Personal information
- Nationality: Australian
- Born: 1984 (age 41–42)

Sport
- Country: Australia
- Sport: Goalball
- Now coaching: Australia women's national goalball team

= Georgina Kenaghan =

Australian female goalball coach

Georgina Kenaghan (born 1984) is an Australian goalball coach. She won the 2012 NSW/ACT Inspiration Medal in the Pride of Australia Awards. As the coach of the Australia women's national goalball team, she led the team at the 2010 World Championships in Great Britain, the first time the national team had competed internationally in three years. She coached the team at the 2011 IBSA Goalball Continental Championships and Paralympic Qualifier, and was the national team coach for Australia at the 2012 Summer Paralympics, where the team did not win a single game.

==Personal==
Kenaghan took leave from her job to prepare for the 2012 Paralympics when she was 28 years old. Her father is Terry Kenaghan, the man who helped bring goalball to Australia in 1980. In 2012, Peter Corr nominated her for an Inspiration Medal in the Pride of Australia Awards. She won the NSW/ACT Award. Her father accepted the award on her behalf as she was in London at the time, coaching the national team.

==Goalball==
Kenaghan coaches the Australia women's national goalball team. The Daily Telegraph called her "one of Australia's most successful sports coaches".

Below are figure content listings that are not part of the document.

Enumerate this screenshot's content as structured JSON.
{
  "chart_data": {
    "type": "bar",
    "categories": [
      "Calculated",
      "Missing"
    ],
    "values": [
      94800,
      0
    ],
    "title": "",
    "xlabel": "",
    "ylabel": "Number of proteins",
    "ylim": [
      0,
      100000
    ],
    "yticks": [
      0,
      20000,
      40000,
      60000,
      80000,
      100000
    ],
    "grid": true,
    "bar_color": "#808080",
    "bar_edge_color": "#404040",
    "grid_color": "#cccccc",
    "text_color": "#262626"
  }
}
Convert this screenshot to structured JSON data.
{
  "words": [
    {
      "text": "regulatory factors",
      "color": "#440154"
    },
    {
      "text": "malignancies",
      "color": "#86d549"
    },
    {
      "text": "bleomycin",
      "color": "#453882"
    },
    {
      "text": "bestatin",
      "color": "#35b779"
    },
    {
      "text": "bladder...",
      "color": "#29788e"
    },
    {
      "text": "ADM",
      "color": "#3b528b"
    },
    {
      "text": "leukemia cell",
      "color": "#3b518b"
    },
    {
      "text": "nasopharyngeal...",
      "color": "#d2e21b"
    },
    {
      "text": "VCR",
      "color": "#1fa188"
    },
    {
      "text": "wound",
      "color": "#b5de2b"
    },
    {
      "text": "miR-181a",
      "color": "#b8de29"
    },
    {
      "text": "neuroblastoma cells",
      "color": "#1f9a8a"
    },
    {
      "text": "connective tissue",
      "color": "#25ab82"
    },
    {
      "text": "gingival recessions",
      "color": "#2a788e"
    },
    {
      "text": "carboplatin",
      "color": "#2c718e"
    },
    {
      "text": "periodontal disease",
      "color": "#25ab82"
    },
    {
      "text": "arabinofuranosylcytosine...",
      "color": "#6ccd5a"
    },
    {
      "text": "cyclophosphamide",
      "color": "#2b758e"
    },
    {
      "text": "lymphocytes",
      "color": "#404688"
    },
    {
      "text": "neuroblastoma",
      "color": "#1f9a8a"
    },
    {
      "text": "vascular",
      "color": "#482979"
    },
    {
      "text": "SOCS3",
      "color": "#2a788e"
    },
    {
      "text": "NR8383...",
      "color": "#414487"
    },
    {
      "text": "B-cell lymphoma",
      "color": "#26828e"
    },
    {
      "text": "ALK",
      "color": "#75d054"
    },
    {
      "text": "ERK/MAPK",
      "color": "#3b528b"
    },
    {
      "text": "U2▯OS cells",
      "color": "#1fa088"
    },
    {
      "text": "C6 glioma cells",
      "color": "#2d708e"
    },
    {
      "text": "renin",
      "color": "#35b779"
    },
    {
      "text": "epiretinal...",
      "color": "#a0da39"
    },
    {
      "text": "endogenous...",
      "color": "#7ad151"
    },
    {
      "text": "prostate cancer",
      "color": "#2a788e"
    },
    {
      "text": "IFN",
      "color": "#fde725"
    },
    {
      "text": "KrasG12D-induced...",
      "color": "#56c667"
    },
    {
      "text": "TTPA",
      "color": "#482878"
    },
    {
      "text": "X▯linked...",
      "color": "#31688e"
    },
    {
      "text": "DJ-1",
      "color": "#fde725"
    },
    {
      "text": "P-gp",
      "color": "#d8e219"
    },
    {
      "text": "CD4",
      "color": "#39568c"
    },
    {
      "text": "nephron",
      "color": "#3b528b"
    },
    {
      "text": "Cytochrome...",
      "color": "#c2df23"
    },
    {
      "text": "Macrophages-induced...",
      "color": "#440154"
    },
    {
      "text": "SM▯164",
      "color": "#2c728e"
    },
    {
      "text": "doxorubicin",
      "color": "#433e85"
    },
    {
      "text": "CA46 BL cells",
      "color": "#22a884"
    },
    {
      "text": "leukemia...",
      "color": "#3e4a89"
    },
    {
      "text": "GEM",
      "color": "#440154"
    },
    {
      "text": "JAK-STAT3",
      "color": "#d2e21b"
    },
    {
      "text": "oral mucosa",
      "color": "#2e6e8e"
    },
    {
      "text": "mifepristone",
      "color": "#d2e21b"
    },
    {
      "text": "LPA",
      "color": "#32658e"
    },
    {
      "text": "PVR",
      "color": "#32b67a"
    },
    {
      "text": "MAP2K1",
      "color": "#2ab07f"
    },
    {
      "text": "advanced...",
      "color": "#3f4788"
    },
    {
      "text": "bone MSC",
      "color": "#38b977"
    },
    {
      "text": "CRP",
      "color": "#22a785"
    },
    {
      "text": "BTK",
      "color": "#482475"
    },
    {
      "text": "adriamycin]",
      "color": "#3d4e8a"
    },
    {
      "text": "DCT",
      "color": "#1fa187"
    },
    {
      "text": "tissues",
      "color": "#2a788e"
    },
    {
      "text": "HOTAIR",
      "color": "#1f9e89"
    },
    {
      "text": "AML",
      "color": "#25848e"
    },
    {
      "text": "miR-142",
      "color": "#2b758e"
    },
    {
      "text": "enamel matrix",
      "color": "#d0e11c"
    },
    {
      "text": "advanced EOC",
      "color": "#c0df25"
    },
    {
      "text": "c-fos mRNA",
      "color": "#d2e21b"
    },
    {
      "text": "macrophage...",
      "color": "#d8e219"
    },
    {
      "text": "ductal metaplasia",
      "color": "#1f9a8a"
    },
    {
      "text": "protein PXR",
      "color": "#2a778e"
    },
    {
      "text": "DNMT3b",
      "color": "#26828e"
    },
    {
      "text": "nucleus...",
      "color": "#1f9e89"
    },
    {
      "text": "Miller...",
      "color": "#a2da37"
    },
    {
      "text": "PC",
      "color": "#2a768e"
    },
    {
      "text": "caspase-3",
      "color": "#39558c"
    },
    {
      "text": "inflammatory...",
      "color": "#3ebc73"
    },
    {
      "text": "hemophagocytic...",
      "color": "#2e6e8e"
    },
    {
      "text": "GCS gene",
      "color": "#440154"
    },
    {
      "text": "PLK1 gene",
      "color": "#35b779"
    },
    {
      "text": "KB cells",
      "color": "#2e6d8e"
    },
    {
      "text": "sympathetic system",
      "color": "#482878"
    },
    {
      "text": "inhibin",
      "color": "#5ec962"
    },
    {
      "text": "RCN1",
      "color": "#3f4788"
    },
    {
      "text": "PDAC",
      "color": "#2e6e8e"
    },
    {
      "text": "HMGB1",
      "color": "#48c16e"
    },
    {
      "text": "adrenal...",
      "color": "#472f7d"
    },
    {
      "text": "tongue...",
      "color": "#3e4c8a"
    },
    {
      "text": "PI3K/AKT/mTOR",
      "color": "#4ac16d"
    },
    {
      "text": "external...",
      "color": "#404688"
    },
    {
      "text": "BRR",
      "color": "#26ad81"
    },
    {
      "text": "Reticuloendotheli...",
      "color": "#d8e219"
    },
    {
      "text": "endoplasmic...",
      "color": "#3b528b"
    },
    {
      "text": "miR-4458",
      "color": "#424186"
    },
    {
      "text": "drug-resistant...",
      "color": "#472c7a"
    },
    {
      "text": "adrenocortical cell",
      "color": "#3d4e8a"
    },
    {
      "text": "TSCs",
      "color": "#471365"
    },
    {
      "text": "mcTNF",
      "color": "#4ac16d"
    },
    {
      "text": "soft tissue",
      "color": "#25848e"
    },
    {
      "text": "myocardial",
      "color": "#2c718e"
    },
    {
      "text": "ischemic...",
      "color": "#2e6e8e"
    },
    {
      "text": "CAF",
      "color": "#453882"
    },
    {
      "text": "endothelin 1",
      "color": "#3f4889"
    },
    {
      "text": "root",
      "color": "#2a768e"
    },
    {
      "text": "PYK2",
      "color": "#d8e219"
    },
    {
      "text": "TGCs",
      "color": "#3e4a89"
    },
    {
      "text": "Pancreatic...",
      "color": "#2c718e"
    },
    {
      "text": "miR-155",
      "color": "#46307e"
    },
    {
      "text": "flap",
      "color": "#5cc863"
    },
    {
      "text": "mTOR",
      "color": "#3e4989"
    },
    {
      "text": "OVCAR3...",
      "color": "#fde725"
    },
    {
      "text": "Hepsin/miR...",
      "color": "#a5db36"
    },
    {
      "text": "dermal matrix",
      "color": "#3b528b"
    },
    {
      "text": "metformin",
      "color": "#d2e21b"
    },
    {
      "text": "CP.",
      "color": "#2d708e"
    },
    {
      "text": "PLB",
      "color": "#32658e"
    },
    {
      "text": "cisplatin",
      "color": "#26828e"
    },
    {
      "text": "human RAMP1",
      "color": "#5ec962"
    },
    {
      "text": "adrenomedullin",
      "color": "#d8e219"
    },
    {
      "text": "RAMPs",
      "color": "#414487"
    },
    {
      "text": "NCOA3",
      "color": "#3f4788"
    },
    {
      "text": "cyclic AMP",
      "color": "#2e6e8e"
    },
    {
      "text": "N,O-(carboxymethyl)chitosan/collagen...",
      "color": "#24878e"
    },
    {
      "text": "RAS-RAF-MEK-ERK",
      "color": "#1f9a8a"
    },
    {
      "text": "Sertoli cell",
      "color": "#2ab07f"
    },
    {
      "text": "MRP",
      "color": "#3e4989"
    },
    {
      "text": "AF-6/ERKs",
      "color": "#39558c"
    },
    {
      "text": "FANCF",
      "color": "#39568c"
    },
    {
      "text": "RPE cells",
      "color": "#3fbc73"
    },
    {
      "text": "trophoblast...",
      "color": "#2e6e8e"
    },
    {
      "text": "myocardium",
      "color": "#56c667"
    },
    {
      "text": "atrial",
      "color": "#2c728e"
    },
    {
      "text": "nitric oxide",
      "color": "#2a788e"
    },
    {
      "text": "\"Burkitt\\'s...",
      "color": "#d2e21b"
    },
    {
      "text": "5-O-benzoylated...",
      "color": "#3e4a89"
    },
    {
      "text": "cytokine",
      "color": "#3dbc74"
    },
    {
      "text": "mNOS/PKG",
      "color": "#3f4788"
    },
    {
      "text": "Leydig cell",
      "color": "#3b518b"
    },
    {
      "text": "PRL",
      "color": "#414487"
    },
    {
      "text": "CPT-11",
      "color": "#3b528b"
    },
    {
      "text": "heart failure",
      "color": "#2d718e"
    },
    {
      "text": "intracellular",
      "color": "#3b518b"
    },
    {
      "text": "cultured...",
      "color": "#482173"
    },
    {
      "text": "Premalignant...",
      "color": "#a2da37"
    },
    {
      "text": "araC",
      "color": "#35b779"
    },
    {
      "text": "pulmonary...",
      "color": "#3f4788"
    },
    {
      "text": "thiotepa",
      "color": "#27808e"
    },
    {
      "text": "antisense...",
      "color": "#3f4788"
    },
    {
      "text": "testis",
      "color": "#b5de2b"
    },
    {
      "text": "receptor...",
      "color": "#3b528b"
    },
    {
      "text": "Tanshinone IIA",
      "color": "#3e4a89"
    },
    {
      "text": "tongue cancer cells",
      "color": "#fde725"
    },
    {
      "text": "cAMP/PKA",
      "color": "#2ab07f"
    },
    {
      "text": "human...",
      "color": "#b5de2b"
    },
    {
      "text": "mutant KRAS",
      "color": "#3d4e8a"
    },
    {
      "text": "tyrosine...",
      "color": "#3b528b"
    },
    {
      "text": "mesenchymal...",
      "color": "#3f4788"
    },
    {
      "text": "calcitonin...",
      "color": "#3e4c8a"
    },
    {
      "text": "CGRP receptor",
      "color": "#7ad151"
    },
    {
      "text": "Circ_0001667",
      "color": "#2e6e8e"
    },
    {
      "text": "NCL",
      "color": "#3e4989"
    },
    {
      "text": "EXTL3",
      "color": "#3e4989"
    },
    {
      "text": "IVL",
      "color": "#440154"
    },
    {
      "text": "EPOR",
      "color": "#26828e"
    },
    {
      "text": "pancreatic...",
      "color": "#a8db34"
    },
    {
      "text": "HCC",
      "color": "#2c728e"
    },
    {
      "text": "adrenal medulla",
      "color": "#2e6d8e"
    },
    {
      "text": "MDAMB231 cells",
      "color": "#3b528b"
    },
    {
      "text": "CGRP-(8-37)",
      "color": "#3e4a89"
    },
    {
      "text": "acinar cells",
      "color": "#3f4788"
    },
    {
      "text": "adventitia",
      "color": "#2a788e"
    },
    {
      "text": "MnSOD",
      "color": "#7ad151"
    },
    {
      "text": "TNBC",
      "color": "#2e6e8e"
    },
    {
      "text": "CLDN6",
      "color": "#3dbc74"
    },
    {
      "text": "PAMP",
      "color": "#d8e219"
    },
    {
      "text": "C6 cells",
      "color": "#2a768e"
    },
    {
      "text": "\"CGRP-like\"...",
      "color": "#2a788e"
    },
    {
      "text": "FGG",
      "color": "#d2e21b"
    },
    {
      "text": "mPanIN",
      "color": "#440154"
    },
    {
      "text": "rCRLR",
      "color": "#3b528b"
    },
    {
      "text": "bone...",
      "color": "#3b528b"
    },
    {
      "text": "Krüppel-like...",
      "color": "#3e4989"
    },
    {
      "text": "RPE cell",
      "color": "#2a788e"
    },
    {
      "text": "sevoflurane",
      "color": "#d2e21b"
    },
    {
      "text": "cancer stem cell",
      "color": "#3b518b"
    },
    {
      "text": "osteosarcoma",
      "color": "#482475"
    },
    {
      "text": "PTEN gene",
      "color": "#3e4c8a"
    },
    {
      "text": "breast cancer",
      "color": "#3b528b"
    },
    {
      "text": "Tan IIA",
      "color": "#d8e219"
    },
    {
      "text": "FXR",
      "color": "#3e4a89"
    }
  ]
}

She coached the team at the 2010 World Championships in Great Britain, the first time the national team had played in three years. In 2011, she represented goalball as part of a "Come & Try Day" sporting event in Western Australia. She used the 2011 Australian National Goalball competition as an opportunity to evaluate national team players. In 2011, she coached the Australian side at the IBSA Goalball Continental Championships and Paralympic Qualifier and guided the team to a 6–2 win over the New Zealand women's national goalball team to secure Paralympic qualification. She coached the team in their win against Israel that was part of the competition.

Kenaghan was the head coach of the Aussie Belles going to the 2012 Summer Paralympics. The team qualifying for the Games was a surprise as the Australian Paralympic Committee had been working on player development with an idea of the team qualifying for the 2016 Summer Paralympics. An Australian team had not participated since the 2000 Summer Paralympics when they earned an automatic selection as hosts and the team finished last in the competition. The country has not medalled in the event since 1976. Players she coached on the national team included Meica Christensen. Her team lost all three games and did not advance out of the group stage. In the team's game against Canada, she substituted players in order to improve the team's chance of winning.